There is simply no set of coherent policies or ideas to have a conversation about. Republican voters’ viewed Obama, Hillary Clinton, and now Kamala Harris (see Washington Post article above) as satanic figures if not the antichrist himself (Obama). Literally. We are all anxious about the future but the Republican base blames it not on corporations draining American jobs and creating environmental chaos, or the Republicans they vote for shredding the social safety net, or America’s endless wars. It’s all the fault of the LGBTQs, blacks, immigrants, Jews, Latin-Americans, Asian-Americans, Muslims, and anyone who believes government can create programs that improve the lives of its citizens.

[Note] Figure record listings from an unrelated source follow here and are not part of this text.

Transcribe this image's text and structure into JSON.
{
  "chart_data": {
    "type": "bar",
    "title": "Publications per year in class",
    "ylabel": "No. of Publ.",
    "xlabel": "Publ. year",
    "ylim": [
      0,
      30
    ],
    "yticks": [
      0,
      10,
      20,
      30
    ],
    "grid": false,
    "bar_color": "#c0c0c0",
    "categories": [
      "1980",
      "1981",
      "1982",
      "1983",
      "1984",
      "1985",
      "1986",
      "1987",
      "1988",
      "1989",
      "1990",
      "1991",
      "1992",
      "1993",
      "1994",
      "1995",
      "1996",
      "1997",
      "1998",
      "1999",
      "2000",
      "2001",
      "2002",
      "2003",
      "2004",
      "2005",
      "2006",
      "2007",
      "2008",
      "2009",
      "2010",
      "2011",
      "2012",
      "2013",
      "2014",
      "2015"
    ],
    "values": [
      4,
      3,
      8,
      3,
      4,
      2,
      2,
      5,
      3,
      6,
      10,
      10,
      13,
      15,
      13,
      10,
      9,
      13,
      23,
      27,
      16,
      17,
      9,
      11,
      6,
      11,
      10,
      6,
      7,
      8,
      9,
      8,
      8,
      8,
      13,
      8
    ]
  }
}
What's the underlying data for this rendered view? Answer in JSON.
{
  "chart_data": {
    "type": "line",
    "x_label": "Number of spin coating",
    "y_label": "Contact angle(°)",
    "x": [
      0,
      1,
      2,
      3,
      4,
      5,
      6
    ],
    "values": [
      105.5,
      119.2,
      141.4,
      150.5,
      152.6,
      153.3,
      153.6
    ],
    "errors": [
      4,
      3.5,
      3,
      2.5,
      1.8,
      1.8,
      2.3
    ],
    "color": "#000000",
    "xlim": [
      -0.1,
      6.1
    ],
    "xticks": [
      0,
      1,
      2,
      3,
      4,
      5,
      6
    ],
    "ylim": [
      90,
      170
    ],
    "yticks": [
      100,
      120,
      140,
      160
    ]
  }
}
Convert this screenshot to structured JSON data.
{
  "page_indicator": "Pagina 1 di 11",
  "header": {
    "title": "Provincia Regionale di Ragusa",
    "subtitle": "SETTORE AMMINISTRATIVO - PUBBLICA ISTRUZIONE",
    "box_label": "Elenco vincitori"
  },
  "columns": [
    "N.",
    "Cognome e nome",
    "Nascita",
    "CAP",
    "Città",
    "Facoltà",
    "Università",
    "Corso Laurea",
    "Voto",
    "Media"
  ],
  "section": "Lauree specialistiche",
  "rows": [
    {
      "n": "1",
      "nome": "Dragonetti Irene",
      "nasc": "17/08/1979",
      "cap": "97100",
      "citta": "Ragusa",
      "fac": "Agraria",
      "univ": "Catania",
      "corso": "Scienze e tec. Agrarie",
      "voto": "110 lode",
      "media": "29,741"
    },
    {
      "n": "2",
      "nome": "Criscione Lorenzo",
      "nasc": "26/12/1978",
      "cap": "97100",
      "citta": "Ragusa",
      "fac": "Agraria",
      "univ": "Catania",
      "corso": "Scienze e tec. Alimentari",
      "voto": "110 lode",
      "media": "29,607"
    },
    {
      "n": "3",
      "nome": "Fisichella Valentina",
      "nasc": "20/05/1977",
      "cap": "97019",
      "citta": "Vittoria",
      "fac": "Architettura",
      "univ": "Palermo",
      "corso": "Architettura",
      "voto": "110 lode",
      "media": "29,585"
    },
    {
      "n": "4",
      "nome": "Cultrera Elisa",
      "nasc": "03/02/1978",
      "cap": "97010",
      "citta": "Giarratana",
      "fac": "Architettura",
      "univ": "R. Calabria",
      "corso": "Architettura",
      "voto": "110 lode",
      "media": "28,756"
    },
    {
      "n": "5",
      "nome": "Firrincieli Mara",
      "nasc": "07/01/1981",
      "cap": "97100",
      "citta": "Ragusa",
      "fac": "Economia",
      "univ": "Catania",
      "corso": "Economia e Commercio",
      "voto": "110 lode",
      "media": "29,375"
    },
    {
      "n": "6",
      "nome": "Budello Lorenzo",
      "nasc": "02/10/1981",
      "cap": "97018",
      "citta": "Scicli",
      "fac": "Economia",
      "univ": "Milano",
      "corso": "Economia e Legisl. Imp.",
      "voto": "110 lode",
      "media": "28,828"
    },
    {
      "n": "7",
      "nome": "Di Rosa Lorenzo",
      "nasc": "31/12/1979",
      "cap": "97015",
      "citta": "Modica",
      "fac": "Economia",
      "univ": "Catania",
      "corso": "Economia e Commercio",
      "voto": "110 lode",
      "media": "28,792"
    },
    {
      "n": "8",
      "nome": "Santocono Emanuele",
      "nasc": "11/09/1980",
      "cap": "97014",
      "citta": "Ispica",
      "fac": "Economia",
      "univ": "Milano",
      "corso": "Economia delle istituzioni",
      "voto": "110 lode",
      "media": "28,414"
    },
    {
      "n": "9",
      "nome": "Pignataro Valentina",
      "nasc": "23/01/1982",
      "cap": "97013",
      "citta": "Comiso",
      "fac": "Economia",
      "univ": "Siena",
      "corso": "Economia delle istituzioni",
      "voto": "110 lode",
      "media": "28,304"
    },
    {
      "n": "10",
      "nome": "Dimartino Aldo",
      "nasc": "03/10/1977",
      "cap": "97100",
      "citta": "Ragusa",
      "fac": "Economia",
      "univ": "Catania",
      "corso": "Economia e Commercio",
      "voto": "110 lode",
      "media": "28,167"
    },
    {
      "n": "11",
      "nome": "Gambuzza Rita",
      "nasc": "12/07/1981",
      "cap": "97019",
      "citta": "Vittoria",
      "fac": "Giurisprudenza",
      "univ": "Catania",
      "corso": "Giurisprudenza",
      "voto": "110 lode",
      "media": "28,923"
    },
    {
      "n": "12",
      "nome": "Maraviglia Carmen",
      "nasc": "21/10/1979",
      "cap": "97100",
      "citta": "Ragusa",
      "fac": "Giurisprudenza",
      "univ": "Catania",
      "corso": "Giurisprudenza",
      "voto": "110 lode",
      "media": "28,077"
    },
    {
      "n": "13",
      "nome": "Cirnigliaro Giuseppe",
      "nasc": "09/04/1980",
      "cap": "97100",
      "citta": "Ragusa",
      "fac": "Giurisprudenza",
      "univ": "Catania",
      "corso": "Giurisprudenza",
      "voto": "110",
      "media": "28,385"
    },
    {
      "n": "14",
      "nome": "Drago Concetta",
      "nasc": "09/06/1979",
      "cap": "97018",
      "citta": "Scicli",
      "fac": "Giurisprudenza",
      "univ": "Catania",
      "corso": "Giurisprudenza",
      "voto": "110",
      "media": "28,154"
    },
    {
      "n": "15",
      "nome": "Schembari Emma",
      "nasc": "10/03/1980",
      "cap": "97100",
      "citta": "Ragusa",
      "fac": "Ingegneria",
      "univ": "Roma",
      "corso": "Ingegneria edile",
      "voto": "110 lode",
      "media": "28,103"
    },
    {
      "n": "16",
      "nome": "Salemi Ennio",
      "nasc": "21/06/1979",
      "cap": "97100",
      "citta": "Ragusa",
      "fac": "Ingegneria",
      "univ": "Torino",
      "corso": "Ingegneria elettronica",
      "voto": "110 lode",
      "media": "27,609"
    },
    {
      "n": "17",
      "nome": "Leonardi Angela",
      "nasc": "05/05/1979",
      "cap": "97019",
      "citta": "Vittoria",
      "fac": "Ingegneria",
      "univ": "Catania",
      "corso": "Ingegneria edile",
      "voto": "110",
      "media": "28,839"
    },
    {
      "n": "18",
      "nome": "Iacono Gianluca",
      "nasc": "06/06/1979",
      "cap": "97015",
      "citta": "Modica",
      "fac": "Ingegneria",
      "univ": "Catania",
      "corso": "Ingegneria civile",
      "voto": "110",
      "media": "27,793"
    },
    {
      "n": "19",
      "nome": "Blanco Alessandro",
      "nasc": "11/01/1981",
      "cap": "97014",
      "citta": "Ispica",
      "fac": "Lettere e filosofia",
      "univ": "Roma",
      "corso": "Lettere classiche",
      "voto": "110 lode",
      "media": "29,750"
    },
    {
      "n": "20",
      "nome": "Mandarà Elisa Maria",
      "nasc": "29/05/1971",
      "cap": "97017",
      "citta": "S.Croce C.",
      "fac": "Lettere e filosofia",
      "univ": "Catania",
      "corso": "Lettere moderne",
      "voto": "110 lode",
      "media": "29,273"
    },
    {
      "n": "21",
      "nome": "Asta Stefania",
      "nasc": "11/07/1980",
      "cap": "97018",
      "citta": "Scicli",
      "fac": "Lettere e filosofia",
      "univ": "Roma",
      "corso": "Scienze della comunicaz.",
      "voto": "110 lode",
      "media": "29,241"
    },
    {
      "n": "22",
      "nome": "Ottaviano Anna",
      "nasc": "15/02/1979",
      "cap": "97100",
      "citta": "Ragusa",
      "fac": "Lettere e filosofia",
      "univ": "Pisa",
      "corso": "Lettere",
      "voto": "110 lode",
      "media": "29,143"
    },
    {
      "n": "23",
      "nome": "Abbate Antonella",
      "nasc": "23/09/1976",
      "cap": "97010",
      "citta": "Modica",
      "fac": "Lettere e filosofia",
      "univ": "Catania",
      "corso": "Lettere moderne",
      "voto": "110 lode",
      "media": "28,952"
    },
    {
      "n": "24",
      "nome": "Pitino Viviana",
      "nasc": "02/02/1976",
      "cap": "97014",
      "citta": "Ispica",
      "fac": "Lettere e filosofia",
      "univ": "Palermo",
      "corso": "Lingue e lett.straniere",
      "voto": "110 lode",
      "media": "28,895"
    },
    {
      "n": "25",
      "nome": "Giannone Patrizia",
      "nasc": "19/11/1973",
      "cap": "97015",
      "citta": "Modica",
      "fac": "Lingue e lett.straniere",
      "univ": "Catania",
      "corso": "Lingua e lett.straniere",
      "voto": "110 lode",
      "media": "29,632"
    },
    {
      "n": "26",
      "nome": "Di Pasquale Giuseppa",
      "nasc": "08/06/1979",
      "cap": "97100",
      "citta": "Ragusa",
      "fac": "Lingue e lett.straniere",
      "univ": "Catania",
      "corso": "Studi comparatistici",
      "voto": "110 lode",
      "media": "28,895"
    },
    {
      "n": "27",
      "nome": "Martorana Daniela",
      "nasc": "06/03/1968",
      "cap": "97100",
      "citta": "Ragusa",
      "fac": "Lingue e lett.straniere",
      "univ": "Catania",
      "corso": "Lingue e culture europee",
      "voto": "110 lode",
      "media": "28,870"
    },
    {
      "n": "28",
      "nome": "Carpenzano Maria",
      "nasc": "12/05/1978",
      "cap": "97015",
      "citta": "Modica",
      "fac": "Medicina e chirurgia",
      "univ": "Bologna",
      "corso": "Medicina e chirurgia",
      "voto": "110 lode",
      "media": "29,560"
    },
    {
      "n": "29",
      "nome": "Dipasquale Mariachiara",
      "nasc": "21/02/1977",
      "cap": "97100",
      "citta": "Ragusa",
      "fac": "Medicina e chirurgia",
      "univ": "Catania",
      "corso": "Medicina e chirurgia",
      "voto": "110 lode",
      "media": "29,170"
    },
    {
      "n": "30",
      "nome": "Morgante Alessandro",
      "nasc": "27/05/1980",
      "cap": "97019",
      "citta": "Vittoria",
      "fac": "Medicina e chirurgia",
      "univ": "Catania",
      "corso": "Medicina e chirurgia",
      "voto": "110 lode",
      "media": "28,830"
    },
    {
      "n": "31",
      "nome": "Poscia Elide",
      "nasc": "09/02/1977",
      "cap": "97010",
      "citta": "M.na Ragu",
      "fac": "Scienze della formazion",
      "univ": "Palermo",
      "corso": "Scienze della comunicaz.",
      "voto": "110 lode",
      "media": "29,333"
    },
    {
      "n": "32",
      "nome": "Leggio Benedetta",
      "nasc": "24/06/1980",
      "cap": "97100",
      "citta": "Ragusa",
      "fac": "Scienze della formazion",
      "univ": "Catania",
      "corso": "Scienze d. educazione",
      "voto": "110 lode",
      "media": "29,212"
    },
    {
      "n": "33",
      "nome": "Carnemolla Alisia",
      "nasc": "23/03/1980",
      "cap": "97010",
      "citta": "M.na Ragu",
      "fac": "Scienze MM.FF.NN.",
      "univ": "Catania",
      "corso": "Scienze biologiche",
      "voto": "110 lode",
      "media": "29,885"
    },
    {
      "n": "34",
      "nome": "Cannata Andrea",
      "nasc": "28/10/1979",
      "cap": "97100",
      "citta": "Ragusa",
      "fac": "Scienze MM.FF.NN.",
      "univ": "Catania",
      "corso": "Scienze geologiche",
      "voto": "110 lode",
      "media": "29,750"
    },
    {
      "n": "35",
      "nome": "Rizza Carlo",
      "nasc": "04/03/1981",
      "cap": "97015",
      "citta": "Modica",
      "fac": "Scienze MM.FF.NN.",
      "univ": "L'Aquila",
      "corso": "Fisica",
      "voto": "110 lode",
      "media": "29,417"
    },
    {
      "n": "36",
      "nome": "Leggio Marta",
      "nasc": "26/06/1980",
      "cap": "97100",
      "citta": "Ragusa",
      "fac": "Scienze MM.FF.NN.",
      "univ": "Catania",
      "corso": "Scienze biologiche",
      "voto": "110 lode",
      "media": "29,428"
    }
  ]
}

Or it’s the “Zionist Occupation Government’s” (not in Gaza but the one that allegedly runs the U.S. and the world) plan to take away everyone’s guns and replace white people with all the hated “others”. They revere a pitiable incoherent serial liar and criminal as their savior. Their candidates across the country derive steady support from white supremacist organizations that openly admire Hitler. And, like any fanatics, they do not believe anything that contradicts their world view. Science? Lies devised to contradict the Bible. Countless mass shootings in schools and work places? Better to allow the shootings to continue than impose the slightest restriction on owning, carrying, or even modifying weapons that shoot hundreds of rounds a minute. Facts not only do not matter, they do not exist.
I’d love to have more conversations like the one I had in Wyoming. But when one side consists of people with little more than rage, desperate belief, and a rejection that ideas and facts matter, conversation is impossible. There is no divide. There’s just no one to talk to on the other side.